New Study Highlights Value of My World Pediatric Tool
A new study conducted by Jessica Round at the University of Western Australia found that hearing care professionals believe that the My World tool can help improve and enhance the outcomes of pediatric rehabilitation.
For her master’s thesis in clinical audiology, Jessica Round explored whether Ida’s My World tool is needed in professional clinics as part of a pediatric rehabilitation program for hearing impaired children. In the study, Jessica interviewed 28 professionals, including audiologists, Teachers of the Deaf, and psychologists, along with five hearing impaired participants.
A majority of the professionals interviewed for the study felt that My World would help them obtain the child’s perspective of their hearing loss. They felt the tool would enable them to guide the child through a pathway of self-advocacy and self-management in a non-threatening fashion.
“Overall, the tool was well received by the majority of the 28 professionals who were interviewed,” states Jessica Round in the study. “The professionals were very embracing of a new method of counseling hearing-impaired children.”
While some professionals doubted whether there would be adequate time to add My World to their current practice, a majority of the professional agreed that the child’s perspective needed more of a voice in the consultation session. A more holistic approach rather than one that focuses on audiological information and testing was important.
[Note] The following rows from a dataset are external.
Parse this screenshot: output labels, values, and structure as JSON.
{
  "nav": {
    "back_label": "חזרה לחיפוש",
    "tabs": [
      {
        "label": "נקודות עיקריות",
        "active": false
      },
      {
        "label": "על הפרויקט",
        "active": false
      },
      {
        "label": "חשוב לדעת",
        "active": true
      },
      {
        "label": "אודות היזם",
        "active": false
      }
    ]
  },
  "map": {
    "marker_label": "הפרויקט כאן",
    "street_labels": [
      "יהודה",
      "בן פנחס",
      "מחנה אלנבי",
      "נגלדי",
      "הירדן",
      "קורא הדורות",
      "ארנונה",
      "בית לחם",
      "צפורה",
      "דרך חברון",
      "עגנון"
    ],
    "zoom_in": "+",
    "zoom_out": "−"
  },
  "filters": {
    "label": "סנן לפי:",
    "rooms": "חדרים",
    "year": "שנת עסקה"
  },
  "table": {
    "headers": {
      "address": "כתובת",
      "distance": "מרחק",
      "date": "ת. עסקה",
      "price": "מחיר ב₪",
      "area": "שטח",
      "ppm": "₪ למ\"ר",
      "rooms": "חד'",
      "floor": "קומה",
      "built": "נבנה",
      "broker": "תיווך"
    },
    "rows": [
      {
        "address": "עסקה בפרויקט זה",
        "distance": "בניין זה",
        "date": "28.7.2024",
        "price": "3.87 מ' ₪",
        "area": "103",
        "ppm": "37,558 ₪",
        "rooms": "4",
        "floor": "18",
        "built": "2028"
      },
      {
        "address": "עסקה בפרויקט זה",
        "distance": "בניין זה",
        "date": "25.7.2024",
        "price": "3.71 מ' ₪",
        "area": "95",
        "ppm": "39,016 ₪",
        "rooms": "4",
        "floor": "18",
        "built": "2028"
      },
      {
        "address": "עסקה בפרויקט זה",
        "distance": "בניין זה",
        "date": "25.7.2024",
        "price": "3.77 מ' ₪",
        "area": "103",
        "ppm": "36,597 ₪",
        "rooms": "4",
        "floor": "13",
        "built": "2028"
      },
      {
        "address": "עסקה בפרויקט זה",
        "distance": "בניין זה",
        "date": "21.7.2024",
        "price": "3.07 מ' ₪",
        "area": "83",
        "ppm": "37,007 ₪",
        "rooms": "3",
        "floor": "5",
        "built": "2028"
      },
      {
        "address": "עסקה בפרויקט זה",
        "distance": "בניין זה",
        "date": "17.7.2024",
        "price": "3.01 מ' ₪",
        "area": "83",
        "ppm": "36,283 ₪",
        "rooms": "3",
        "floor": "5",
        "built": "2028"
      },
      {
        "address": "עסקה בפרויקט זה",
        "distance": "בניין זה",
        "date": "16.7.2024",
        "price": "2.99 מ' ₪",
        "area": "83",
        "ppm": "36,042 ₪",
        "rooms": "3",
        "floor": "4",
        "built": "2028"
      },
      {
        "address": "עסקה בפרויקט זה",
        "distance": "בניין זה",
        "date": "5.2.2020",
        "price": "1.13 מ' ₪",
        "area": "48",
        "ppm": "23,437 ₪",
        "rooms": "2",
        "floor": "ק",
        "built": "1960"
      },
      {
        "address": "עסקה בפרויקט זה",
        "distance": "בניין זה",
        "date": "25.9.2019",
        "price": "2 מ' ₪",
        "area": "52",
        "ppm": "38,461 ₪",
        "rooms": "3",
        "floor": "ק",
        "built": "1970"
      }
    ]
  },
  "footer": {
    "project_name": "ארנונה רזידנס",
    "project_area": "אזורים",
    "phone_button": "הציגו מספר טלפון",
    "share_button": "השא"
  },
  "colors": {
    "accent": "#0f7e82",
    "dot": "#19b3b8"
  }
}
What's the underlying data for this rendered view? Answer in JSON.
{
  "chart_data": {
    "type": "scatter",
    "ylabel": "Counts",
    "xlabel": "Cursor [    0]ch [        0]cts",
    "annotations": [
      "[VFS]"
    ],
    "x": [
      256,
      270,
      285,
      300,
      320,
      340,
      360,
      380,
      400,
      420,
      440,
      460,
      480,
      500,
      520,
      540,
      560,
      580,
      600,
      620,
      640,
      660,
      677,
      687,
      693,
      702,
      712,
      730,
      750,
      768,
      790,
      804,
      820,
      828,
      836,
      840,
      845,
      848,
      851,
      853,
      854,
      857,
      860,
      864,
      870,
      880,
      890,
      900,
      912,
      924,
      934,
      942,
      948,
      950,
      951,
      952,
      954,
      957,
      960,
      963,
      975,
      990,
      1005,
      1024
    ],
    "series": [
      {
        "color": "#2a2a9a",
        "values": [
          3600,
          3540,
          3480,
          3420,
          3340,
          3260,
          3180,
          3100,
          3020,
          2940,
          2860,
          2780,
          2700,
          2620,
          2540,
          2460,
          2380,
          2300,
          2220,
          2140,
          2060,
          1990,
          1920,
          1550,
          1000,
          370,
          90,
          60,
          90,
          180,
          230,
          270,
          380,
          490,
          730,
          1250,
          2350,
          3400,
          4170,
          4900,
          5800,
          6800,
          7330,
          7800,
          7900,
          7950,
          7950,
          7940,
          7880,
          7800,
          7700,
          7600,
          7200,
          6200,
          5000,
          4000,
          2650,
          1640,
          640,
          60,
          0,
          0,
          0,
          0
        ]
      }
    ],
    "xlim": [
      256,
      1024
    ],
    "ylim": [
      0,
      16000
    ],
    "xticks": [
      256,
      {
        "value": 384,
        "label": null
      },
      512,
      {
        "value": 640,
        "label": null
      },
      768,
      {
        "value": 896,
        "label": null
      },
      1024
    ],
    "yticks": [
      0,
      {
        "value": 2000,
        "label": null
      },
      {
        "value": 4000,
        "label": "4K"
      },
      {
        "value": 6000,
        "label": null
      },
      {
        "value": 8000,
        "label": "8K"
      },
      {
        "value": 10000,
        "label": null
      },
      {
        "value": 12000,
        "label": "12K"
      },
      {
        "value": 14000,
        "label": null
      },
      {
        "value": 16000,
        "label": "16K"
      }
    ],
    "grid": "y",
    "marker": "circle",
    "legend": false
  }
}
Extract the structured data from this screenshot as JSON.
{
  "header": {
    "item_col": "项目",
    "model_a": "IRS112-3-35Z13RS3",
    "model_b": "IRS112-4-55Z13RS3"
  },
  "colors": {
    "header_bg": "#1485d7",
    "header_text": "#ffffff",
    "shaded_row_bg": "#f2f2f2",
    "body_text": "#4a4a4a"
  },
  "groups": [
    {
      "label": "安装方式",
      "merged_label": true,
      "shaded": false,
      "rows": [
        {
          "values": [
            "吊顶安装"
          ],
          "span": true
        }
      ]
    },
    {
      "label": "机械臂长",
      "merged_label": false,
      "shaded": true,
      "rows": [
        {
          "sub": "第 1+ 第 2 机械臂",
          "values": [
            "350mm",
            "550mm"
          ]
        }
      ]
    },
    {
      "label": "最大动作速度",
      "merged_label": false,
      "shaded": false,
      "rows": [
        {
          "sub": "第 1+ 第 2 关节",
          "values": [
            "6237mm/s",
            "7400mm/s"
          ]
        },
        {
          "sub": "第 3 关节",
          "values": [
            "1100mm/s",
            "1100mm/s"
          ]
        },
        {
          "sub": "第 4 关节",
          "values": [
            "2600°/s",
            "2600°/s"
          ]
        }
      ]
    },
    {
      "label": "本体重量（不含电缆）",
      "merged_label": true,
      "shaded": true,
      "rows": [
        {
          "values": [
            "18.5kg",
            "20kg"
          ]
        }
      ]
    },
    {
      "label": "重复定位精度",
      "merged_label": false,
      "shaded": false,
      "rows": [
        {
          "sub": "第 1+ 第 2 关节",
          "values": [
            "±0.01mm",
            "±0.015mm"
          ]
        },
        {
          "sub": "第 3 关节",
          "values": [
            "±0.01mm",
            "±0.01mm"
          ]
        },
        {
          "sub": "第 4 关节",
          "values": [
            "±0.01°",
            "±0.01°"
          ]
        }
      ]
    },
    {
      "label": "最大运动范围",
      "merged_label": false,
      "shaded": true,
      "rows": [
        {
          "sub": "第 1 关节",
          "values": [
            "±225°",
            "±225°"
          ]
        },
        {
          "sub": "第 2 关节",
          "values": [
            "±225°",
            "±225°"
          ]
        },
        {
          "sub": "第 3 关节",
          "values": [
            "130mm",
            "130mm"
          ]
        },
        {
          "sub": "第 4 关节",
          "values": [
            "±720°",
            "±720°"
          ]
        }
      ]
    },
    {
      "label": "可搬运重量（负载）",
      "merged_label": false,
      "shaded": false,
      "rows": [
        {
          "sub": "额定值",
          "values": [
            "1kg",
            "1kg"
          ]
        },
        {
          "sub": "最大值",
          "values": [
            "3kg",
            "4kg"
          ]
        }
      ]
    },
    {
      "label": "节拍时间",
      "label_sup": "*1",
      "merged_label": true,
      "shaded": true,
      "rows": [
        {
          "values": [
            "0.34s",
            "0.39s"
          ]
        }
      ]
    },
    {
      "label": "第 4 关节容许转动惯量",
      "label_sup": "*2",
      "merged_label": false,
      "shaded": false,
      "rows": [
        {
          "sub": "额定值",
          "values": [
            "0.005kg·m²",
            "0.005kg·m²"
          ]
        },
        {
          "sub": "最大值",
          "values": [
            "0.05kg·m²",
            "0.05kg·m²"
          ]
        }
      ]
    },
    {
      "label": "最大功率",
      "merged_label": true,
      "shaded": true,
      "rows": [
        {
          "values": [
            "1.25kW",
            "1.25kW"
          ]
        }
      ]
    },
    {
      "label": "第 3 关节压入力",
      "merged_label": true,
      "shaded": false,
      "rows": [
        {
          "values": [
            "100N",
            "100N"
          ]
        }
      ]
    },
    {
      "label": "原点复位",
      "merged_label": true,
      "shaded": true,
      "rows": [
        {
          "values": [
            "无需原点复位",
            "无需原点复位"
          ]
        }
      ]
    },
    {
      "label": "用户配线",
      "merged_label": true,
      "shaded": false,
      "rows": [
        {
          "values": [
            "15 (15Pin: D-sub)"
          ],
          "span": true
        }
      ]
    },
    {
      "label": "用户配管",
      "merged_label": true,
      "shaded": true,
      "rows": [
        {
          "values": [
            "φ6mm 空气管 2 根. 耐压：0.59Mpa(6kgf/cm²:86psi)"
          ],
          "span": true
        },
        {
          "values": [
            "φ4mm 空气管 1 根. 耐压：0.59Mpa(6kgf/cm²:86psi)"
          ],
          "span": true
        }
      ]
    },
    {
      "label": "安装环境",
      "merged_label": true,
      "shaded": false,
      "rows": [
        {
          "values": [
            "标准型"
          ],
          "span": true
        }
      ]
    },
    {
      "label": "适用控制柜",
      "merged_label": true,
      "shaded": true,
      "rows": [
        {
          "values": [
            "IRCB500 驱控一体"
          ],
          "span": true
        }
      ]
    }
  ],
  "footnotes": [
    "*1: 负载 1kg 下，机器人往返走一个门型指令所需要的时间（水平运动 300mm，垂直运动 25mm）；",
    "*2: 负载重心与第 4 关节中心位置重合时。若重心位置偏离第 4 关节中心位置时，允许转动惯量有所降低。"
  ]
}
All of the survey participants, for instance, thought that all hearing care professionals should be using the tool and that it should be used during annual reviews with children.
Here are some quotes from the study participants:
“I think it is very negative, but not surprising, that many audiologists worry about time. I think once they see the My World tool in action via the videos they will see that quite quickly you can gain useful information from it. It might even save time guessing what is difficult for a child and trialing something that doesn’t help.” (Study Participant 1)
“I don’t think this tool challenges the traditional components of our role, but rather assists us to ensure that our rehabilitation program is child and family focused. A child’s program does not consist of monitoring audiometry alone, but rather should also take in account the child’s individual needs and goals, and be re-evaluated consistently.” (Study Participant 5)
Jessica Round submitted the thesis to the Faculty of Science at the University of Western Australia in partial fulfillment of the requirements for the degree of Master of Clinical Audiology. In 2013, Jessica was presented with the Inspiration Award for inspirational achievement in audiology studies. She is currently conducting an audiology internship at Princess Margaret Hospital for Children in Western Australia.